Chapter 41
During the first two days of my radio silence, messages from Renzo poured in: small details about his day, requests, pleas, demands to talk, and lastly, a few romantic notes. He missed me. He thought of me. Such and such reminded him of me.
I reread each message several times, warmth always creeping up my face, but responded to none. I couldn’t give in that easily. He’d learn nothing otherwise.
On the third day of my radio silence, after an ominous good-morning message stating he had the perfect way for me to forgive him, a preppy personal shopper arrived midway through breakfast. She had specific instructions to deliver ten thousand dollars’ worth of clothing that matched my desired style, with another ten grand in lingerie and formal wear.
Within ten minutes, the lady was out the door after a few rude comments about my shabby apartment and my choice of pajamas.

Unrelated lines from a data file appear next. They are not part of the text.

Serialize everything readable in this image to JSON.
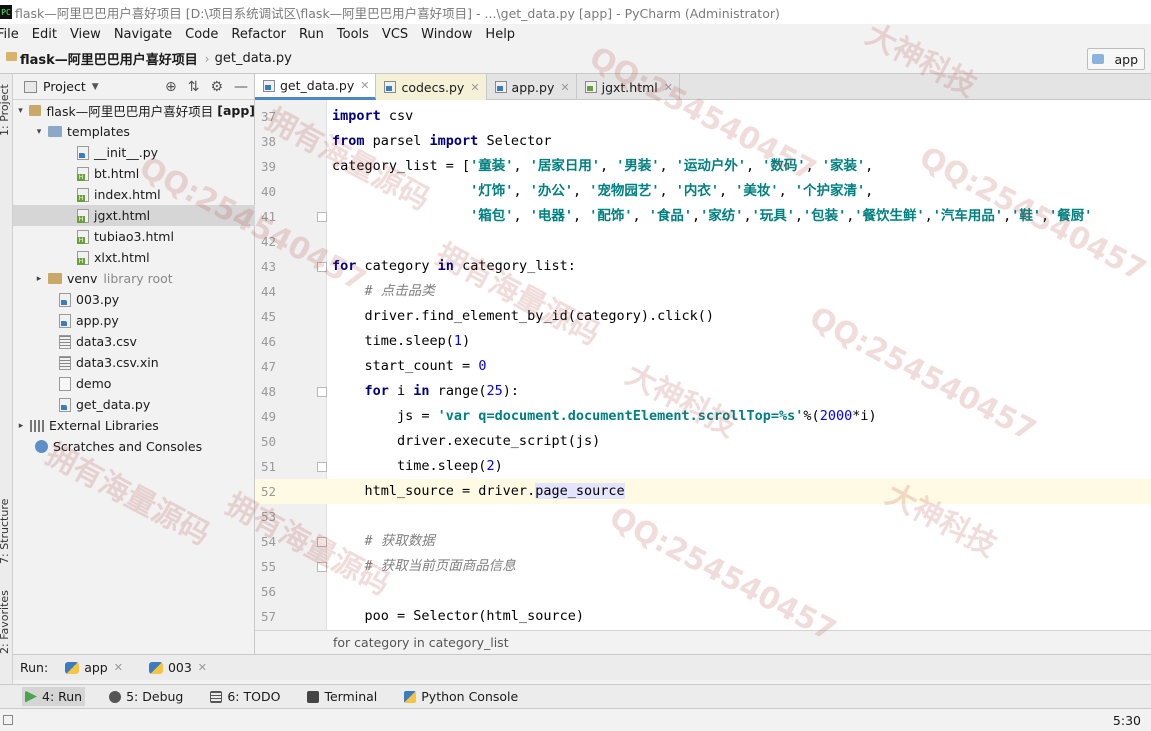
{
  "window": {
    "title": "flask—阿里巴巴用户喜好项目 [D:\\项目系统调试区\\flask—阿里巴巴用户喜好项目] - ...\\get_data.py [app] - PyCharm (Administrator)",
    "app_icon": "PC"
  },
  "menu": [
    "File",
    "Edit",
    "View",
    "Navigate",
    "Code",
    "Refactor",
    "Run",
    "Tools",
    "VCS",
    "Window",
    "Help"
  ],
  "navbar": {
    "project": "flask—阿里巴巴用户喜好项目",
    "file": "get_data.py",
    "run_config": "app"
  },
  "left_stripe": {
    "project": "1: Project",
    "structure": "7: Structure",
    "favorites": "2: Favorites"
  },
  "project_panel": {
    "title": "Project",
    "tree": [
      {
        "label": "flask—阿里巴巴用户喜好项目",
        "suffix": "[app]",
        "type": "folder",
        "level": 0,
        "arrow": "▾"
      },
      {
        "label": "templates",
        "type": "folder-blue",
        "level": 1,
        "arrow": "▾"
      },
      {
        "label": "__init__.py",
        "type": "py",
        "level": 2
      },
      {
        "label": "bt.html",
        "type": "html",
        "level": 2
      },
      {
        "label": "index.html",
        "type": "html",
        "level": 2
      },
      {
        "label": "jgxt.html",
        "type": "html",
        "level": 2,
        "selected": true
      },
      {
        "label": "tubiao3.html",
        "type": "html",
        "level": 2
      },
      {
        "label": "xlxt.html",
        "type": "html",
        "level": 2
      },
      {
        "label": "venv",
        "suffix": "library root",
        "type": "folder",
        "level": 1,
        "arrow": "▸"
      },
      {
        "label": "003.py",
        "type": "py",
        "level": 1
      },
      {
        "label": "app.py",
        "type": "py",
        "level": 1
      },
      {
        "label": "data3.csv",
        "type": "csv",
        "level": 1
      },
      {
        "label": "data3.csv.xin",
        "type": "csv",
        "level": 1
      },
      {
        "label": "demo",
        "type": "plain",
        "level": 1
      },
      {
        "label": "get_data.py",
        "type": "py",
        "level": 1
      },
      {
        "label": "External Libraries",
        "type": "lib",
        "level": 0,
        "arrow": "▸"
      },
      {
        "label": "Scratches and Consoles",
        "type": "scratch",
        "level": 0
      }
    ]
  },
  "tabs": [
    {
      "label": "get_data.py",
      "icon": "py",
      "active": true
    },
    {
      "label": "codecs.py",
      "icon": "py",
      "lib": true
    },
    {
      "label": "app.py",
      "icon": "py"
    },
    {
      "label": "jgxt.html",
      "icon": "html"
    }
  ],
  "editor": {
    "lines": [
      {
        "num": "37",
        "code": "import csv"
      },
      {
        "num": "38",
        "code": "from parsel import Selector"
      },
      {
        "num": "39",
        "code": "category_list = ['童装', '居家日用', '男装', '运动户外', '数码', '家装',"
      },
      {
        "num": "40",
        "code": "                 '灯饰', '办公', '宠物园艺', '内衣', '美妆', '个护家清',"
      },
      {
        "num": "41",
        "code": "                 '箱包', '电器', '配饰', '食品','家纺','玩具','包装','餐饮生鲜','汽车用品','鞋','餐厨'"
      },
      {
        "num": "42",
        "code": ""
      },
      {
        "num": "43",
        "code": "for category in category_list:"
      },
      {
        "num": "44",
        "code": "    # 点击品类"
      },
      {
        "num": "45",
        "code": "    driver.find_element_by_id(category).click()"
      },
      {
        "num": "46",
        "code": "    time.sleep(1)"
      },
      {
        "num": "47",
        "code": "    start_count = 0"
      },
      {
        "num": "48",
        "code": "    for i in range(25):"
      },
      {
        "num": "49",
        "code": "        js = 'var q=document.documentElement.scrollTop=%s'%(2000*i)"
      },
      {
        "num": "50",
        "code": "        driver.execute_script(js)"
      },
      {
        "num": "51",
        "code": "        time.sleep(2)"
      },
      {
        "num": "52",
        "code": "    html_source = driver.page_source"
      },
      {
        "num": "53",
        "code": ""
      },
      {
        "num": "54",
        "code": "    # 获取数据"
      },
      {
        "num": "55",
        "code": "    # 获取当前页面商品信息"
      },
      {
        "num": "56",
        "code": ""
      },
      {
        "num": "57",
        "code": "    poo = Selector(html_source)"
      }
    ],
    "breadcrumb": "for category in category_list"
  },
  "run_bar": {
    "label": "Run:",
    "tabs": [
      "app",
      "003"
    ]
  },
  "tool_windows": [
    {
      "label": "4: Run",
      "icon": "run",
      "active": true
    },
    {
      "label": "5: Debug",
      "icon": "debug"
    },
    {
      "label": "6: TODO",
      "icon": "todo"
    },
    {
      "label": "Terminal",
      "icon": "term"
    },
    {
      "label": "Python Console",
      "icon": "pycon"
    }
  ],
  "status": {
    "position": "5:30"
  },
  "watermarks": [
    "QQ:254540457",
    "拥有海量源码",
    "大神科技",
    "QQ:254540457",
    "拥有海量源码",
    "QQ:254540457",
    "大神科技",
    "拥有海量源码",
    "QQ:254540457",
    "QQ:254540457",
    "拥有海量源码",
    "大神科技"
  ]
}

When Renzo messaged me back asking how much I enjoyed my new wardrobe, he got a middle finger emoji and nothing else.
A few hours later, an email arrived confirming payment in full for my upcoming third year of medical school, followed by a text from Renzo reminding me not to forget to register for classes.
While it was a nice thought, I was worried it might affect my merit scholarship for next year, so I spent the rest of the day making phone calls to the registrar’s office and the student financial services office.
On the fourth day, gifts began arriving between messages.
Bouquets, from red roses to tulips, orchids, and carnations—enough to fill a flower shop.
An hour later, it was boxes of chocolates.
Then gift baskets with edible fruit arrangements, an assortment of coffees, wine and salami, candy bars, bath products, alcohol, and more.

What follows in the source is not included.